His eyes widened as he was taking in what I was saying. He opened his mouth to speak but nothing came out. "Please say something.. anything.." I asked him, my voice breaking. He moved closer to me and just pulled me into his arms, tears instantly beginning to fall down my face. I buried my face in his shoulder and fell apart in his arms.

"It's okay Addison.." he whispered, rubbing my back as he comforted me. I shook my head as I pulled away. "It's not okay.. you want to leave. and I don't want you to feel forced to stay with me only because I may be pregnant." I said, knowing where Bryce stood two minutes ago. I understood where he was coming from, but he was wrong. I didn't ever think that he wasn't enough and I didn't care if other people believed that. I knew how Bryce made me feel and that was more than enough.

"Don't say that.. I love you Addison, and I know you are my person. I just want what is best for you right now and with everything going on, I don't know if that is me." I shook my head, telling him that it would hurt me more to not have him in my life. "Why can't you let me decide if I think you are enough?" I asked him, holding onto his hands.

"Because if you ask me, you are more than enough. You have been such a positive light in my life and my sons' these past few months. Since the moment I met you, I knew you were different. I understand the pressure you feel but just think of us." I squeezed his hands as I maintained eye contact. "Think of all of our precious moments. Think about how you feel for me, because I know your feelings are strong. And then multiply that by 1000 because I am absolutely head over heels in love with you. I don't want to do life without you, I don't think I could.."

As I spoke, Bryce began to tear up. I inched closer to him and wiped his tears away for him. I knew he was in this state because he cared, he loved me. "I just.. growing up, I felt like I ruined everything. I was always the damaged person that everyone stayed away from because I was so toxic. You know when something feels like it is too good to be true? This is it.. I love you Addison and have enjoyed every moment with you. But I can't help but overthink things when everyone seems to believe I'm not good enough for you. And because of how much I love you, I'd be willing to let you go.. no matter how much it hurt me."

"But I don't want that.. do you hear me when I say I am happiest with you? I am just as damaged as you are. I know what a toxic relationship is, I was in one for five years.. and this is not that. We were meant for one another, we make each other better.. please don't end that." He pulled me into his arms once again, pulling me onto his lap.

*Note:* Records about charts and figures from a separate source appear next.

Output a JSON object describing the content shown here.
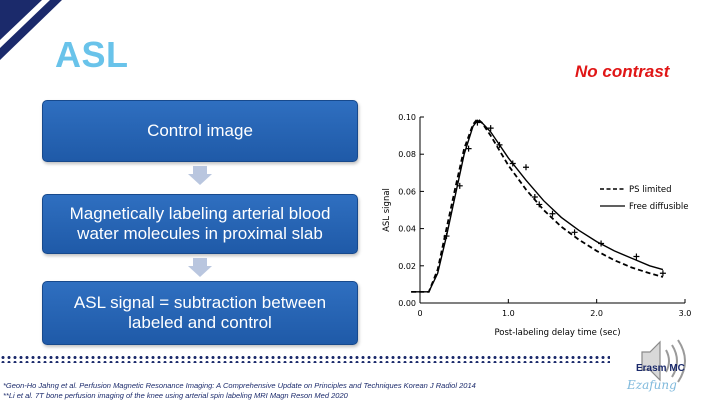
{
  "slide": {
    "title": "ASL",
    "tag": "No contrast"
  },
  "flow": {
    "steps": [
      "Control image",
      "Magnetically labeling arterial blood water molecules in proximal slab",
      "ASL signal = subtraction between labeled and control"
    ]
  },
  "references": [
    "*Geon-Ho Jahng et al. Perfusion Magnetic Resonance Imaging: A Comprehensive Update on Principles and Techniques Korean J Radiol 2014",
    "**Li et al. 7T bone perfusion imaging of the knee using arterial spin labeling MRI Magn Reson Med 2020"
  ],
  "logo": {
    "text": "Erasm  MC",
    "script": "Ezafung"
  },
  "colors": {
    "title": "#69c3ea",
    "tag": "#e01616",
    "box": "#2f6fc0",
    "navy": "#1b2a6b"
  },
  "icons": [
    "speaker-icon"
  ],
  "chart_data": {
    "type": "line",
    "title": "",
    "xlabel": "Post-labeling delay time (sec)",
    "ylabel": "ASL signal",
    "xlim": [
      0,
      3.0
    ],
    "ylim": [
      0,
      0.1
    ],
    "xticks": [
      "0",
      "1.0",
      "2.0",
      "3.0"
    ],
    "yticks": [
      "0.00",
      "0.02",
      "0.04",
      "0.06",
      "0.08",
      "0.10"
    ],
    "legend": "right",
    "series": [
      {
        "name": "PS limited",
        "style": "dashed",
        "x": [
          -0.1,
          0.1,
          0.2,
          0.3,
          0.4,
          0.5,
          0.6,
          0.65,
          0.7,
          0.8,
          0.9,
          1.0,
          1.2,
          1.4,
          1.6,
          1.8,
          2.0,
          2.2,
          2.4,
          2.6,
          2.75
        ],
        "y": [
          0.006,
          0.006,
          0.018,
          0.04,
          0.062,
          0.083,
          0.096,
          0.099,
          0.097,
          0.09,
          0.082,
          0.074,
          0.061,
          0.05,
          0.041,
          0.034,
          0.028,
          0.023,
          0.019,
          0.016,
          0.014
        ]
      },
      {
        "name": "Free diffusible",
        "style": "solid",
        "x": [
          -0.1,
          0.1,
          0.2,
          0.3,
          0.4,
          0.5,
          0.6,
          0.65,
          0.7,
          0.8,
          0.9,
          1.0,
          1.2,
          1.4,
          1.6,
          1.8,
          2.0,
          2.2,
          2.4,
          2.6,
          2.75
        ],
        "y": [
          0.006,
          0.006,
          0.016,
          0.036,
          0.058,
          0.08,
          0.095,
          0.098,
          0.097,
          0.092,
          0.085,
          0.078,
          0.066,
          0.055,
          0.046,
          0.039,
          0.033,
          0.028,
          0.024,
          0.02,
          0.018
        ]
      },
      {
        "name": "",
        "style": "marker",
        "x": [
          0.3,
          0.45,
          0.55,
          0.65,
          0.8,
          0.9,
          1.05,
          1.2,
          1.3,
          1.35,
          1.5,
          1.75,
          2.05,
          2.45,
          2.75
        ],
        "y": [
          0.036,
          0.063,
          0.083,
          0.097,
          0.094,
          0.085,
          0.075,
          0.073,
          0.057,
          0.053,
          0.048,
          0.038,
          0.032,
          0.025,
          0.016
        ]
      }
    ]
  }
}
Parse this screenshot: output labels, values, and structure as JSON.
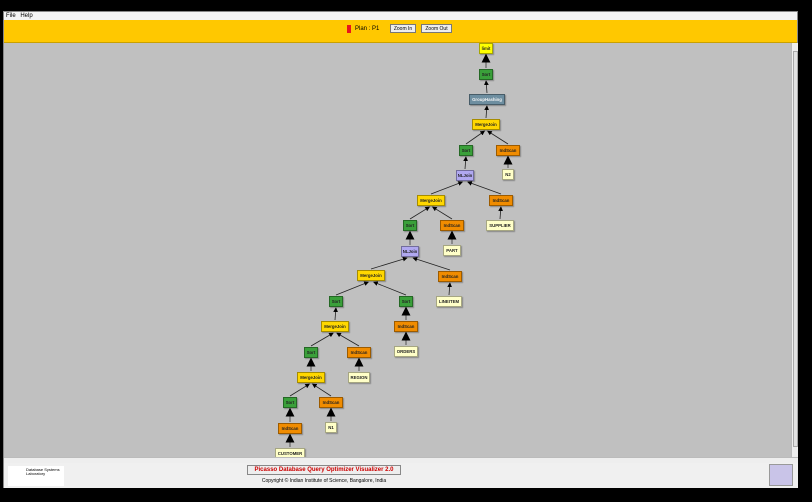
{
  "menu": [
    "File",
    "Help"
  ],
  "toolbar": {
    "plan_label": "Plan : P1",
    "zoom_in": "Zoom In",
    "zoom_out": "Zoom Out",
    "plan_color": "#e8141c"
  },
  "footer": {
    "title": "Picasso Database Query Optimizer Visualizer 2.0",
    "copyright": "Copyright © Indian Institute of Science, Bangalore, India",
    "logo_text": "Database Systems Laboratory"
  },
  "colors": {
    "toolbar": "#ffc800",
    "canvas": "#c0c0c0",
    "join": "#ffd700",
    "sort": "#3aa03a",
    "scan": "#f08c00",
    "relation": "#ffffc8",
    "hash": "#6d8ea0",
    "nljoin": "#b0a8f0",
    "limit": "#ffff00"
  },
  "plan_tree": [
    {
      "label": "limit",
      "kind": "limit"
    },
    {
      "label": "Sort",
      "kind": "sort",
      "parent": 0
    },
    {
      "label": "GroupHashing",
      "kind": "hash",
      "parent": 1
    },
    {
      "label": "MergeJoin",
      "kind": "join",
      "parent": 2
    },
    {
      "label": "Sort",
      "kind": "sort",
      "parent": 3
    },
    {
      "label": "IndScan",
      "kind": "scan",
      "parent": 3
    },
    {
      "label": "N2",
      "kind": "relation",
      "parent": 5
    },
    {
      "label": "NLJoin",
      "kind": "nljoin",
      "parent": 4
    },
    {
      "label": "MergeJoin",
      "kind": "join",
      "parent": 7
    },
    {
      "label": "IndScan",
      "kind": "scan",
      "parent": 7
    },
    {
      "label": "SUPPLIER",
      "kind": "relation",
      "parent": 9
    },
    {
      "label": "Sort",
      "kind": "sort",
      "parent": 8
    },
    {
      "label": "IndScan",
      "kind": "scan",
      "parent": 8
    },
    {
      "label": "PART",
      "kind": "relation",
      "parent": 12
    },
    {
      "label": "NLJoin",
      "kind": "nljoin",
      "parent": 11
    },
    {
      "label": "MergeJoin",
      "kind": "join",
      "parent": 14
    },
    {
      "label": "IndScan",
      "kind": "scan",
      "parent": 14
    },
    {
      "label": "LINEITEM",
      "kind": "relation",
      "parent": 16
    },
    {
      "label": "Sort",
      "kind": "sort",
      "parent": 15
    },
    {
      "label": "Sort",
      "kind": "sort",
      "parent": 15
    },
    {
      "label": "IndScan",
      "kind": "scan",
      "parent": 19
    },
    {
      "label": "ORDERS",
      "kind": "relation",
      "parent": 20
    },
    {
      "label": "MergeJoin",
      "kind": "join",
      "parent": 18
    },
    {
      "label": "Sort",
      "kind": "sort",
      "parent": 22
    },
    {
      "label": "IndScan",
      "kind": "scan",
      "parent": 22
    },
    {
      "label": "REGION",
      "kind": "relation",
      "parent": 24
    },
    {
      "label": "MergeJoin",
      "kind": "join",
      "parent": 23
    },
    {
      "label": "Sort",
      "kind": "sort",
      "parent": 26
    },
    {
      "label": "IndScan",
      "kind": "scan",
      "parent": 26
    },
    {
      "label": "N1",
      "kind": "relation",
      "parent": 28
    },
    {
      "label": "IndScan",
      "kind": "scan",
      "parent": 27
    },
    {
      "label": "CUSTOMER",
      "kind": "relation",
      "parent": 30
    }
  ]
}
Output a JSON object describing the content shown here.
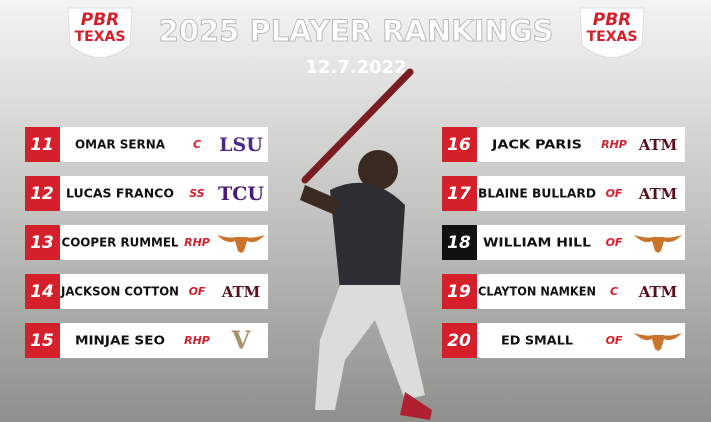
{
  "header": {
    "title": "2025 PLAYER RANKINGS",
    "date": "12.7.2022",
    "logos": [
      {
        "top": "PBR",
        "bottom": "TEXAS"
      },
      {
        "top": "PBR",
        "bottom": "TEXAS"
      }
    ]
  },
  "rankings": [
    [
      {
        "rank": "11",
        "name": "OMAR SERNA",
        "position": "C",
        "logo": "LSU"
      },
      {
        "rank": "12",
        "name": "LUCAS FRANCO",
        "position": "SS",
        "logo": "TCU"
      },
      {
        "rank": "13",
        "name": "COOPER RUMMEL",
        "position": "RHP"
      },
      {
        "rank": "14",
        "name": "JACKSON COTTON",
        "position": "OF",
        "logo": "ATM"
      },
      {
        "rank": "15",
        "name": "MINJAE SEO",
        "position": "RHP",
        "logo": "V"
      }
    ],
    [
      {
        "rank": "16",
        "name": "JACK PARIS",
        "position": "RHP",
        "logo": "ATM"
      },
      {
        "rank": "17",
        "name": "BLAINE BULLARD",
        "position": "OF",
        "logo": "ATM"
      },
      {
        "rank": "18",
        "name": "WILLIAM HILL",
        "position": "OF",
        "highlight": true
      },
      {
        "rank": "19",
        "name": "CLAYTON NAMKEN",
        "position": "C",
        "logo": "ATM"
      },
      {
        "rank": "20",
        "name": "ED SMALL",
        "position": "OF"
      }
    ]
  ]
}
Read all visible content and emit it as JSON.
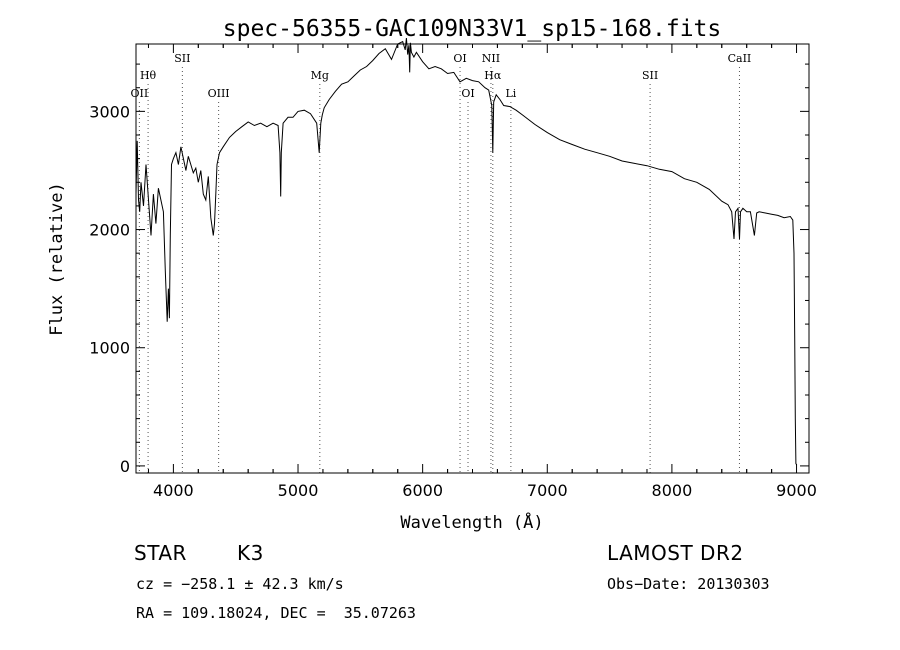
{
  "chart_data": {
    "type": "line",
    "title": "spec-56355-GAC109N33V1_sp15-168.fits",
    "xlabel": "Wavelength (Å)",
    "ylabel": "Flux (relative)",
    "xlim": [
      3700,
      9100
    ],
    "ylim": [
      -60,
      3570
    ],
    "xticks": [
      4000,
      5000,
      6000,
      7000,
      8000,
      9000
    ],
    "yticks": [
      0,
      1000,
      2000,
      3000
    ],
    "grid": false,
    "series": [
      {
        "x": [
          3700,
          3710,
          3720,
          3730,
          3740,
          3760,
          3780,
          3800,
          3820,
          3840,
          3860,
          3880,
          3900,
          3920,
          3935,
          3950,
          3960,
          3968,
          3975,
          3985,
          4000,
          4020,
          4040,
          4060,
          4080,
          4100,
          4120,
          4140,
          4160,
          4180,
          4200,
          4220,
          4240,
          4260,
          4280,
          4300,
          4320,
          4330,
          4340,
          4350,
          4370,
          4400,
          4450,
          4500,
          4550,
          4600,
          4650,
          4700,
          4750,
          4800,
          4840,
          4855,
          4861,
          4866,
          4880,
          4920,
          4960,
          5000,
          5050,
          5100,
          5150,
          5170,
          5183,
          5195,
          5210,
          5250,
          5300,
          5350,
          5400,
          5450,
          5500,
          5550,
          5600,
          5650,
          5700,
          5750,
          5800,
          5840,
          5860,
          5870,
          5880,
          5890,
          5896,
          5902,
          5910,
          5930,
          5950,
          6000,
          6050,
          6100,
          6150,
          6200,
          6250,
          6300,
          6350,
          6400,
          6450,
          6500,
          6530,
          6555,
          6563,
          6570,
          6590,
          6620,
          6650,
          6700,
          6750,
          6800,
          6900,
          7000,
          7100,
          7200,
          7300,
          7400,
          7500,
          7600,
          7700,
          7800,
          7900,
          8000,
          8100,
          8200,
          8300,
          8400,
          8450,
          8480,
          8498,
          8510,
          8530,
          8542,
          8550,
          8570,
          8600,
          8630,
          8662,
          8680,
          8700,
          8750,
          8800,
          8850,
          8900,
          8950,
          8970,
          8980,
          8985,
          8990,
          8995,
          9000
        ],
        "y": [
          2300,
          2750,
          2250,
          2150,
          2400,
          2200,
          2550,
          2250,
          1950,
          2300,
          2050,
          2350,
          2250,
          2150,
          1650,
          1220,
          1500,
          1250,
          1950,
          2550,
          2600,
          2650,
          2550,
          2700,
          2600,
          2500,
          2620,
          2550,
          2480,
          2520,
          2400,
          2500,
          2300,
          2250,
          2450,
          2100,
          1950,
          2050,
          2300,
          2550,
          2650,
          2700,
          2780,
          2830,
          2870,
          2910,
          2880,
          2900,
          2870,
          2900,
          2880,
          2650,
          2280,
          2650,
          2900,
          2950,
          2950,
          3000,
          3010,
          2980,
          2900,
          2650,
          2900,
          2970,
          3030,
          3100,
          3170,
          3230,
          3250,
          3300,
          3350,
          3380,
          3430,
          3490,
          3530,
          3440,
          3570,
          3590,
          3520,
          3620,
          3480,
          3560,
          3330,
          3580,
          3500,
          3460,
          3500,
          3420,
          3360,
          3380,
          3360,
          3320,
          3330,
          3250,
          3280,
          3260,
          3250,
          3200,
          3180,
          3050,
          2650,
          3080,
          3140,
          3100,
          3050,
          3040,
          3010,
          2970,
          2890,
          2820,
          2760,
          2720,
          2680,
          2650,
          2620,
          2580,
          2560,
          2540,
          2510,
          2490,
          2430,
          2400,
          2340,
          2240,
          2210,
          2150,
          1920,
          2150,
          2180,
          1920,
          2150,
          2180,
          2150,
          2150,
          1950,
          2140,
          2150,
          2140,
          2130,
          2120,
          2100,
          2110,
          2080,
          1800,
          1100,
          400,
          20,
          10
        ]
      }
    ],
    "line_markers": [
      {
        "label": "OII",
        "x": 3727,
        "row": 3
      },
      {
        "label": "Hθ",
        "x": 3797,
        "row": 2
      },
      {
        "label": "SII",
        "x": 4072,
        "row": 1
      },
      {
        "label": "OIII",
        "x": 4363,
        "row": 3
      },
      {
        "label": "Mg",
        "x": 5175,
        "row": 2
      },
      {
        "label": "OI",
        "x": 6300,
        "row": 1
      },
      {
        "label": "OI",
        "x": 6364,
        "row": 3
      },
      {
        "label": "NII",
        "x": 6548,
        "row": 1
      },
      {
        "label": "Hα",
        "x": 6563,
        "row": 2
      },
      {
        "label": "Li",
        "x": 6708,
        "row": 3
      },
      {
        "label": "SII",
        "x": 7825,
        "row": 2
      },
      {
        "label": "CaII",
        "x": 8542,
        "row": 1
      }
    ]
  },
  "info": {
    "object_type": "STAR",
    "subclass": "K3",
    "survey": "LAMOST DR2",
    "cz": "cz = −258.1 ± 42.3 km/s",
    "obs_date": "Obs−Date: 20130303",
    "radec": "RA = 109.18024, DEC =  35.07263"
  }
}
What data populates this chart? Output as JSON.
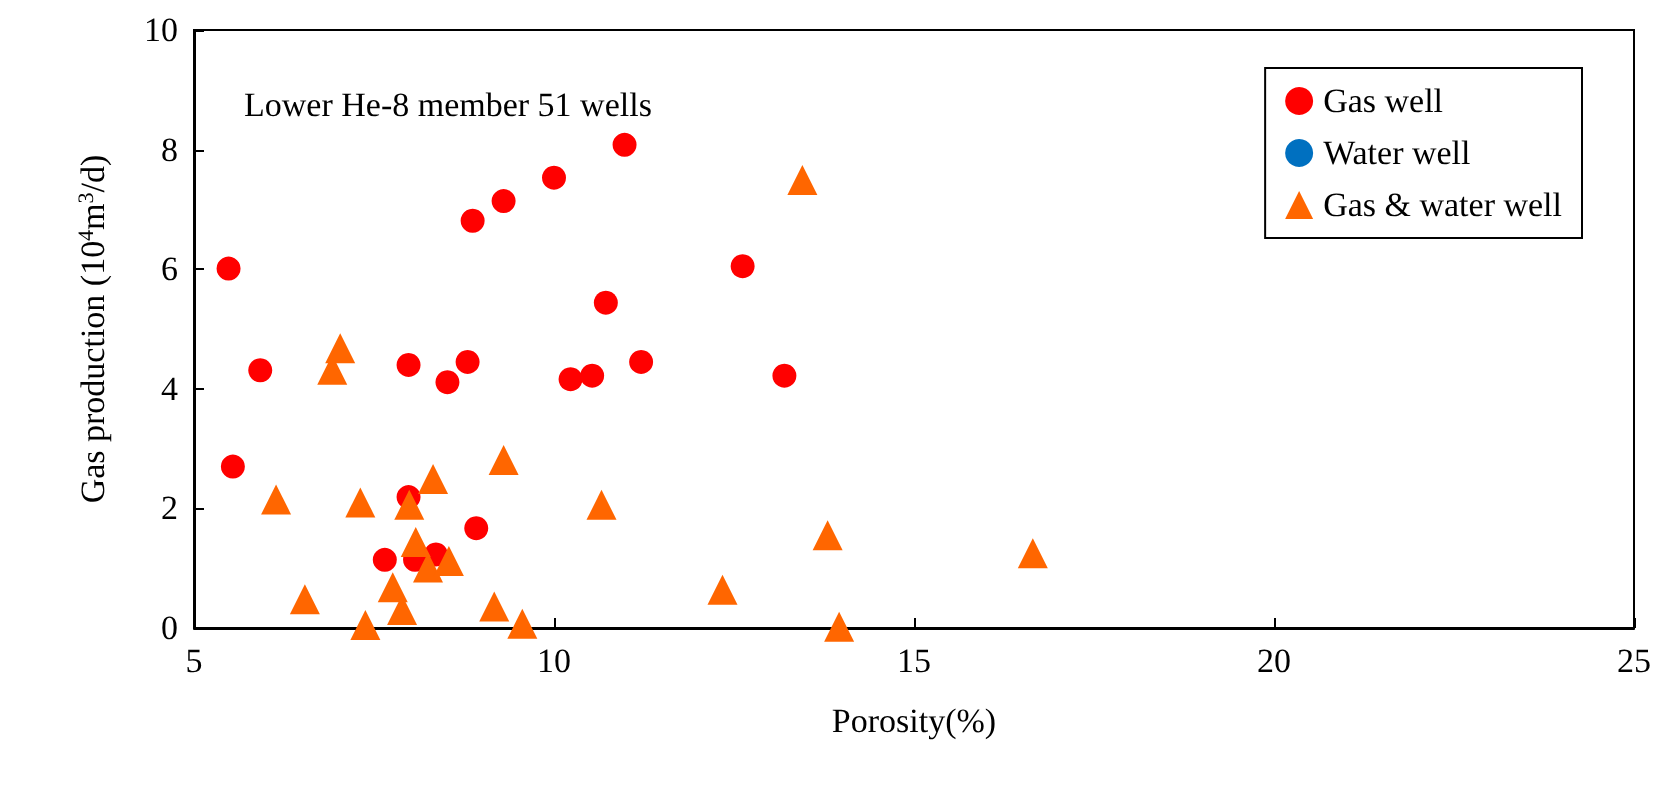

"Please don't think that I don't want you because that isn't the case. I have always wanted you and always will. I love you and I never doubted us. I doubted myself I guess.. but I want to be with you. I want to make this work and I promise I will work on myself to be better for you. And if you are pregnant, we will get through it together.. it's okay baby." His words made my heart feel complete once again. I smiled as I pulled him into a kiss, hugging him.

"You don't have to improve yourself baby, I love you just as you are.." I whispered. Bryce wasn't the tough guy that everyone saw on social media, he was actually very soft.. especially when it came to me and the people he loved. He cared about what others said, but I wasn't going to let go of him that easily. Bryce was my soulmate, we were destined to be together.. he just needed to see that for himself.